Chalk était dans sa résidence au bord du lac. Tout autour de lui les télétypes pépiaient mais il enregistrait tout sans efforts. Avec l’assistance de d’Amore il expédiait patiemment et à un rythme accéléré son écrasante besogne quotidienne. On dit que l’empereur Ch’in Shih Huang Ti traitait plus de cinquante kilos de documents par jour et qu’il lui était néanmoins resté assez de loisirs pour construire la Grande Muraille. Évidemment, en ce temps-là, les documents étaient rédigés sur des feuilles de bambou beaucoup plus lourdes que les impondérables supports d’aujourd’hui. Il convenait néanmoins d’admirer le vieil empereur. Ch’in Shih Huang Ti était l’un des héros de Chalk.

— À quelle heure Aoudad a-t-il téléphoné ce rapport ?

— Une heure avant votre réveil.

— J’aurais dû être réveillé, justement. Vous le savez. Lui aussi.

Les lèvres de d’Amore effectuèrent un gracieux entrechat exprimant son affliction.

— Comme il ne s’agissait pas d’un événement grave, nous avons pensé…

— Vous avez eu tort.

Chalk se retourna et son regard transperça d’Amore de part et d’autre. La détresse de celui-ci lui apportait une certaine satisfaction mais loin d’être suffisante. Les affres triviales de ses subordonnés étaient un mets inconsistant. Chalk avait besoin de nourritures plus solides.
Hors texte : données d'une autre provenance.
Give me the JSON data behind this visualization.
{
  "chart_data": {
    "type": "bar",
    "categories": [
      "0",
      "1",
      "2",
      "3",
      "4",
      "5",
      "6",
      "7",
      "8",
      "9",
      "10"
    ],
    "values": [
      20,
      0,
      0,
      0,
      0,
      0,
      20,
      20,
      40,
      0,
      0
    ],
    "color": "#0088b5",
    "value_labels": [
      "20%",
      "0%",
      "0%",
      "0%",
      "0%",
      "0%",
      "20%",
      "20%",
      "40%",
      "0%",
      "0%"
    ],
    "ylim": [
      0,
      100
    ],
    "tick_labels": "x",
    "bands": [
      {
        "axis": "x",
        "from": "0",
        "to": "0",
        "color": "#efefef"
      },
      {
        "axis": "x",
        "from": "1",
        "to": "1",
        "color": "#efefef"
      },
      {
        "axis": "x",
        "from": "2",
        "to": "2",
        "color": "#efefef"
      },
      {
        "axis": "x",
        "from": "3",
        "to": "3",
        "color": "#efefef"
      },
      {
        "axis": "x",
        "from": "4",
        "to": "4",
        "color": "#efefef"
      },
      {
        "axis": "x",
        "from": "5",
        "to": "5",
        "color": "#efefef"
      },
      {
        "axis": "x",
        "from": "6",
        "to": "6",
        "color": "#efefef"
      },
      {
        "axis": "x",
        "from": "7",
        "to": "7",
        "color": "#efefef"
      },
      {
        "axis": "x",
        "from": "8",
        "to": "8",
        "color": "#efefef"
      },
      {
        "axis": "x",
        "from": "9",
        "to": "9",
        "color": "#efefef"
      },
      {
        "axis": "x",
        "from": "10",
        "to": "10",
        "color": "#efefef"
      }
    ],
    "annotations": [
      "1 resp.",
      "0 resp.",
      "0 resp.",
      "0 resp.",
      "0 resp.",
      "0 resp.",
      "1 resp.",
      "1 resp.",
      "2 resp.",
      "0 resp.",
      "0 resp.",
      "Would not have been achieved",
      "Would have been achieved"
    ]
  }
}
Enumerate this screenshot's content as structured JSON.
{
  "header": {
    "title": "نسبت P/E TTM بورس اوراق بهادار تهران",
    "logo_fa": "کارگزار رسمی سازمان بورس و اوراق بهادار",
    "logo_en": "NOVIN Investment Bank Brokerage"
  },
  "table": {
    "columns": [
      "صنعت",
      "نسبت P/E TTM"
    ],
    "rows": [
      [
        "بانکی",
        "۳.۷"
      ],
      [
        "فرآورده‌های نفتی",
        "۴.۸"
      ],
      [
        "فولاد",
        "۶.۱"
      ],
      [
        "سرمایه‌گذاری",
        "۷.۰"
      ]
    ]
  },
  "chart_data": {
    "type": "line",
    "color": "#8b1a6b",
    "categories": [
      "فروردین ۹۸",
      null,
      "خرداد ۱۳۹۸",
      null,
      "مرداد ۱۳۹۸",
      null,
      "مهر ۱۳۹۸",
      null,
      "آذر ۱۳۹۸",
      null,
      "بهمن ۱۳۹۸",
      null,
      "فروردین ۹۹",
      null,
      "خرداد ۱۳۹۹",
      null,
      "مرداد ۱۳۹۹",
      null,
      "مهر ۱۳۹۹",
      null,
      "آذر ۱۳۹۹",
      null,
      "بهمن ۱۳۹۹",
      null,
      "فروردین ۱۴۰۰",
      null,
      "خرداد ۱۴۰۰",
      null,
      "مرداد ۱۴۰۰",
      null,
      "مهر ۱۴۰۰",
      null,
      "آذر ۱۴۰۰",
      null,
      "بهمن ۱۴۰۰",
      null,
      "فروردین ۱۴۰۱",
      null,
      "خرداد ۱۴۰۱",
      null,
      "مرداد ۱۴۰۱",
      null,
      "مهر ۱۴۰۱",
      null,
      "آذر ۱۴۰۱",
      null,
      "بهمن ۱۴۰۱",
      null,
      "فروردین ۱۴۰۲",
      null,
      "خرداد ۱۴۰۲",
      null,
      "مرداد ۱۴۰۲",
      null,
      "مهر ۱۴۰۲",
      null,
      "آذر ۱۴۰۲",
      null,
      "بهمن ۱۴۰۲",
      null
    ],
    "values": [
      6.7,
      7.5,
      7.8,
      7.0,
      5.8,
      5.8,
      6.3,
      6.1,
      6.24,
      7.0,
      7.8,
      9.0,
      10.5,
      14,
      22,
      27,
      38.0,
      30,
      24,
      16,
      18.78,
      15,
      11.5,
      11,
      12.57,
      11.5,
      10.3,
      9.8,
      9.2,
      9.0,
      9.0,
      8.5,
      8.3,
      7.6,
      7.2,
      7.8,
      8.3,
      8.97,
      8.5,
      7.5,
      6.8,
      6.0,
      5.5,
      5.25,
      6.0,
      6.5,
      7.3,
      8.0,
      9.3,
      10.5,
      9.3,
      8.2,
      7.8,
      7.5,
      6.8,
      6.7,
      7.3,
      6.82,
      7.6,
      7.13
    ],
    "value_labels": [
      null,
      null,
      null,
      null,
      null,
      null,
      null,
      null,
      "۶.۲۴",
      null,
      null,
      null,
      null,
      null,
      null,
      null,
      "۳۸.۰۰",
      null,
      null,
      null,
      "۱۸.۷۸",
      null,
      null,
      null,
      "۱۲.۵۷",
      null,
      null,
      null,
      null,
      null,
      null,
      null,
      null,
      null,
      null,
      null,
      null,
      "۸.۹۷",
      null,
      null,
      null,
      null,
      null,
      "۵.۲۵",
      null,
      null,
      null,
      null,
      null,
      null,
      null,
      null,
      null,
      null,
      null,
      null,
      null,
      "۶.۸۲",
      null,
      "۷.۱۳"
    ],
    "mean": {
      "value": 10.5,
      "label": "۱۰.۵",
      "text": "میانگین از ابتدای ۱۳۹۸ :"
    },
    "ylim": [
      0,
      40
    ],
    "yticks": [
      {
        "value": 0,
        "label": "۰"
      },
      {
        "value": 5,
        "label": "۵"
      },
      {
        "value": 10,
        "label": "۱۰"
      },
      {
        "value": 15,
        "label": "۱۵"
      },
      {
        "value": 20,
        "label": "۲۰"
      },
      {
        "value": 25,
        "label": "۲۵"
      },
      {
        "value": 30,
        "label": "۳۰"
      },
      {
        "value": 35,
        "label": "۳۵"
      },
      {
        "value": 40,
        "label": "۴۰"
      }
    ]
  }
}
— Donc, le contact entre Burris et la fille a eu lieu ?

— Avec le plus grand succès.

— J’aurai aimé voir ça. Comment ont-ils réagi quand ils se sont trouvés en présence ?

— Tous deux étaient un peu sur leur quant-à-soi, mais fondamentalement, ils sympathisent. Aoudad estime que les choses marcheront bien.

— Avez-vous déjà prévu leur itinéraire ?

— On est en train d’y travailler. Luna Tivoli, Titan, toute la croisière interplanétaire. Mais nous commencerons par l’Antarctique. Le transport, l’hébergement, tous les détails sont au point.

— Très bien. Une lune de miel cosmique ! Et même peut-être un petit peu de joie pour égayer l’histoire. Si jamais il se révélait fertile, ce serait quelque chose ! Quant à elle, nous sommes payés pour savoir qu’elle l’est !

— À propos, dit d’Amore d’un air contraint, la femme Prolisse est en train de subir les tests.

— Ah bon ? Vous l’avez donc eue ? Splendide ! A-t-elle fait des façons ?

— On lui a raconté une histoire plausible. Elle est convaincue que l’on cherche à savoir si elle n’a pas attrapé de virus extra-terrestres. Quand elle se réveillera, nous connaîtrons les résultats de l’analyse spermatique et nous saurons à quoi nous en tenir.

D’un brusque mouvement du menton, Chalk remercia d’Amore qui s’esquiva. Une fois seul, l’obèse sortit l’enregistrement magnétoscopique de la rencontre d’Élise et de Burris et l’introduisit dans le lecteur pour le visionner une fois encore. De prime abord, il s’était prononcé contre la visite d’Élise en dépit de l’insistance d’Aoudad. Mais il n’avait pas tardé à se rendre compte des avantages qu’offrait cette confrontation. Burris n’avait pas vu de femme depuis son retour. Et d’après Aoudad (qui était bien placé pour le savoir !), la signora Prolisse était consumée de désir pour le corps tourmenté du coéquipier de son défunt époux. Alors, pourquoi ne pas les mettre en présence pour voir la réaction de Burris ? On ne fait pas faire une saillie spectaculaire à un taureau primé sans avoir effectué quelques tests préalables.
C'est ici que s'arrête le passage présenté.